ES - Good Source for Economics of the Black Death

Todd Marsh Llywelyn at home.com
Mon Jun 19 19:30:27 PDT 2000


I'd start with "A Distant Mirror" by Barbara Tuchman.  It is about the 14th
century in general, and includes a good analysis of the great plague.  For
those of you watching at home, more than a third of the population from
India to Iceland died during the plague of 1348-1350.

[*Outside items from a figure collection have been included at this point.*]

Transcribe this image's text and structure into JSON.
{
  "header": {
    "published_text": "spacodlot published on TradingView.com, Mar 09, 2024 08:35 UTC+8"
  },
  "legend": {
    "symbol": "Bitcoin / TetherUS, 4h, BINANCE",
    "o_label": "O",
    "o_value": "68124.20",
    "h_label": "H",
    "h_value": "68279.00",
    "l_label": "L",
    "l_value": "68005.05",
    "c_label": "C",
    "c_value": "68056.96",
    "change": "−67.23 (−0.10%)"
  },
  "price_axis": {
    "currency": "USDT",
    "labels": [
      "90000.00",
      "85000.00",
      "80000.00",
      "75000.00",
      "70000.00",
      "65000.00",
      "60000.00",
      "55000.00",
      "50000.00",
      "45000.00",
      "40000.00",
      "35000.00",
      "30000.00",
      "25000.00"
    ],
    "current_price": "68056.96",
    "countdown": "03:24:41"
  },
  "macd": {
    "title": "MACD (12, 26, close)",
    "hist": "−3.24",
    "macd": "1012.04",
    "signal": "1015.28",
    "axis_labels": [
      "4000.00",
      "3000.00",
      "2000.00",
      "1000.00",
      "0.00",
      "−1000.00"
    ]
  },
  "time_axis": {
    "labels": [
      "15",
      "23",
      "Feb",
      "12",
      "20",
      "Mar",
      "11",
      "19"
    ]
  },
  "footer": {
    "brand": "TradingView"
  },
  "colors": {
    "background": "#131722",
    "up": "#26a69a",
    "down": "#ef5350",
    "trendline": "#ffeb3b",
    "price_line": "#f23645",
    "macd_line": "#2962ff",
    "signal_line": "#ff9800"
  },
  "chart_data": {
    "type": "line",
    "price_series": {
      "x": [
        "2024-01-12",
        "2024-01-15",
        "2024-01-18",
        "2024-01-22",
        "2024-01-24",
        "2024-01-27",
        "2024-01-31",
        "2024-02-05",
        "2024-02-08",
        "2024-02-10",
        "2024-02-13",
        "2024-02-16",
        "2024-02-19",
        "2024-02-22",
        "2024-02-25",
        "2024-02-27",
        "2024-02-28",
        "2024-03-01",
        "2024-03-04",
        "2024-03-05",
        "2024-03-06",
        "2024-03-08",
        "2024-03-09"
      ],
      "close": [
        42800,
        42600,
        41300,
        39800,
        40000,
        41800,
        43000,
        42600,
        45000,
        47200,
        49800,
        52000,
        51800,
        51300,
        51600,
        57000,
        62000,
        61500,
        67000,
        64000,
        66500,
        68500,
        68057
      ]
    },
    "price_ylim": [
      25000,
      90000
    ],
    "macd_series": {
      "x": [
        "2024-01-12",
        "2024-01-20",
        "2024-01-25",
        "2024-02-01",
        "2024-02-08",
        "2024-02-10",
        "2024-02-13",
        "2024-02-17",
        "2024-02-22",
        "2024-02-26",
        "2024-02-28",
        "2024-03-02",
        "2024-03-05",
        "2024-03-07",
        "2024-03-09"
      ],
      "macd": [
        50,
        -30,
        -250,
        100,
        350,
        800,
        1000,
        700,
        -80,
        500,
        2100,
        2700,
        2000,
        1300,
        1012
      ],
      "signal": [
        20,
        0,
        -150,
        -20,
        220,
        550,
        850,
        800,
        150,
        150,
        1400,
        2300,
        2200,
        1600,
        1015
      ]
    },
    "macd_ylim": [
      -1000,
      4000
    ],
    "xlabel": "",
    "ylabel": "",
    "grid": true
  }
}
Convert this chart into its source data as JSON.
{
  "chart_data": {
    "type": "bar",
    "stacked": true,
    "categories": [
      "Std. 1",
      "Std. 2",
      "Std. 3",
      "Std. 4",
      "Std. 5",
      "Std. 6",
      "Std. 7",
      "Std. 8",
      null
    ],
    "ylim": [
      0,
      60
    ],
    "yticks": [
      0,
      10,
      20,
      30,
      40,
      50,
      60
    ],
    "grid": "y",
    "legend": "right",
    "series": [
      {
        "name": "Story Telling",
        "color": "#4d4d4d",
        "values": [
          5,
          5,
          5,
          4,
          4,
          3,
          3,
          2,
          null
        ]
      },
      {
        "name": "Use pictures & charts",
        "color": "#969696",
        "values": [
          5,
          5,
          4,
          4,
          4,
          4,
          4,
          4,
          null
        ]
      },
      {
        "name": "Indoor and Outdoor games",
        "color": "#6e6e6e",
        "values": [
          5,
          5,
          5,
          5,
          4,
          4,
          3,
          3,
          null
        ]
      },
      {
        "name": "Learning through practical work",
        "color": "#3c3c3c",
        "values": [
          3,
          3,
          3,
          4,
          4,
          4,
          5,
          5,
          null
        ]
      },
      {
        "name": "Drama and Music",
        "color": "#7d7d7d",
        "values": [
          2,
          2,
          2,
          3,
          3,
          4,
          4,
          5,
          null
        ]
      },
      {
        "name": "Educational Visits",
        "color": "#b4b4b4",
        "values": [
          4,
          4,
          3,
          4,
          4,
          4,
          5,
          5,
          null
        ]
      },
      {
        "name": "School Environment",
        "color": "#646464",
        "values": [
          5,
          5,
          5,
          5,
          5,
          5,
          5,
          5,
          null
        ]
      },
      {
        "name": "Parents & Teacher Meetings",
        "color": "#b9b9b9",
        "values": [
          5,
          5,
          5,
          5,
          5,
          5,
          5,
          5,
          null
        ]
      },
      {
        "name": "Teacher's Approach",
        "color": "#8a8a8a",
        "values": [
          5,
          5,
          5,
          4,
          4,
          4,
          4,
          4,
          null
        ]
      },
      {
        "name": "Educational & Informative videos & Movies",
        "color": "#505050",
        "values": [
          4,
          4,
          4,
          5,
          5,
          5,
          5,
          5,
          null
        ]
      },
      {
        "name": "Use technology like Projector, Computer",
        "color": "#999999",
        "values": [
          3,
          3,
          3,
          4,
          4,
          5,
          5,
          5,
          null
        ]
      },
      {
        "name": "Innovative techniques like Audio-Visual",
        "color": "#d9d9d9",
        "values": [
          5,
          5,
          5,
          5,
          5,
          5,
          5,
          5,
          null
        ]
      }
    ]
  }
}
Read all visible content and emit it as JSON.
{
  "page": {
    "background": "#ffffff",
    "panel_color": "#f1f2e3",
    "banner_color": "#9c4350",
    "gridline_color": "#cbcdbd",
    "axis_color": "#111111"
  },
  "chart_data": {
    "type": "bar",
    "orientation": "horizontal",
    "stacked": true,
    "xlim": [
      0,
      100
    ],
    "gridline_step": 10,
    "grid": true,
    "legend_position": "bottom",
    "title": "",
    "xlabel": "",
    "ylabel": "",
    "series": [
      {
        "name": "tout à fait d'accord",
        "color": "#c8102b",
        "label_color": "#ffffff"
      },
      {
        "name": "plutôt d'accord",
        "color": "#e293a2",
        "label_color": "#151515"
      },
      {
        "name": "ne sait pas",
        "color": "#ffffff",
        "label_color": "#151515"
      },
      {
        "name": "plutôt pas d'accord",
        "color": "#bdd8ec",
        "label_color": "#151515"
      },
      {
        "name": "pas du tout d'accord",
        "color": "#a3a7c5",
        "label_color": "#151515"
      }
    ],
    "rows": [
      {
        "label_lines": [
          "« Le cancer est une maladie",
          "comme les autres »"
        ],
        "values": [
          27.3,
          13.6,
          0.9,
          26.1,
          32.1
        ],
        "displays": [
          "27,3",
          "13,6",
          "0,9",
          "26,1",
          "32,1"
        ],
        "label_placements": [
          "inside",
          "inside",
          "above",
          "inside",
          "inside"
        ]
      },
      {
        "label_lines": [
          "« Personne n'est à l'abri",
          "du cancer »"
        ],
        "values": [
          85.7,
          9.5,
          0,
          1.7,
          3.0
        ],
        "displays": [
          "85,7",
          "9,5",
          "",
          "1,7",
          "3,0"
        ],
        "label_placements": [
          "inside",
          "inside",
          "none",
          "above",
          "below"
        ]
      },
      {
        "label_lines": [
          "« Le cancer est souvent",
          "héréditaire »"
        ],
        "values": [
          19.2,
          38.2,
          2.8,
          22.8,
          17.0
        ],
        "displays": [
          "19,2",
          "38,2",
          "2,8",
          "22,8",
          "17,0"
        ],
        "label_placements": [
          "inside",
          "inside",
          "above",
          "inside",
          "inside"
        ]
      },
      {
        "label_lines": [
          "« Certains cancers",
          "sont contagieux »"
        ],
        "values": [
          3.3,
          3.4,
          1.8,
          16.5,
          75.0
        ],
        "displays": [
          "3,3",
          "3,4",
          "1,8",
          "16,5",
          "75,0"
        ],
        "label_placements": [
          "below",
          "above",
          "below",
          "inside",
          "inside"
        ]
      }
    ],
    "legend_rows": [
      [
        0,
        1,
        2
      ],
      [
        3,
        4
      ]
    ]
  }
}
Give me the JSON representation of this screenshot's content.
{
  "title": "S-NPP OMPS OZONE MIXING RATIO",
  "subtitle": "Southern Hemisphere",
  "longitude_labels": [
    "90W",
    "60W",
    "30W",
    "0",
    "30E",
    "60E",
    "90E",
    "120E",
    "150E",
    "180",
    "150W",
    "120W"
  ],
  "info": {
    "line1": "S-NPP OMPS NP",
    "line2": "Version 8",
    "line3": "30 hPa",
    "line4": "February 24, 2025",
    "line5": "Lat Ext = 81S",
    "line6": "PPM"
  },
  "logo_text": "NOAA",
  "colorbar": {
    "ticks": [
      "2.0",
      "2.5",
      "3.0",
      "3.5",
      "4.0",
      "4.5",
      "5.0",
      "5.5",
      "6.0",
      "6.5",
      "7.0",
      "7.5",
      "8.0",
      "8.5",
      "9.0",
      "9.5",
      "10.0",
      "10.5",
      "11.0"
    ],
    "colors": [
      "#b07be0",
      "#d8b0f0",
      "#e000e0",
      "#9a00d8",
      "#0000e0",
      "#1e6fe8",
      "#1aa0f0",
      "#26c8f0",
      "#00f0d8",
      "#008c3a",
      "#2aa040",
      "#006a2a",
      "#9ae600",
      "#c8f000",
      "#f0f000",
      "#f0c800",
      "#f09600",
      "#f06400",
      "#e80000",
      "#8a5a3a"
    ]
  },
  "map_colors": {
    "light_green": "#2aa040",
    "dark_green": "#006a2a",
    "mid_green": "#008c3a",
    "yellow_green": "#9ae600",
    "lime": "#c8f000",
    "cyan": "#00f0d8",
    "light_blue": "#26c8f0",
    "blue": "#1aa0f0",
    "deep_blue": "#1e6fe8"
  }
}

For more detailed economic analysis, see "The Great Wave" by David Fischer.
He tracks comodity prices from 1200 to the present, and identifies periods
of great change and relative stability. He says:
"This great depopulation had many economic consequences. The price of food
rose sharply during the epidemic years, then began to fall very rapidly as
there were fewer mouths to feed.  At the same time prices of manufactured
foods tended to rise, partly because artisans and craftsmen could demand
higher wages."
"In the period from 1314 to 1348, ...the people of Europe suffered through
the darkest moment in their history: a terrible time of starvation and
pestilence, insurrection and war, persecution and political chaos. This was
more than merely the collapse of the medieval economy. It was the death of
medieval civilization."

This doesn't sound like an increase in the standard of living to me.  The
real improvement didn't happen until the 16th century.

Don Llywelyn Gruffydd



-----Original Message-----
I'm looking for a good book on the economic changes wrought by the Bubonic
Plague outbreak in Europe. Specifically, I'm looking for information on the
increase in standard of living following the plague.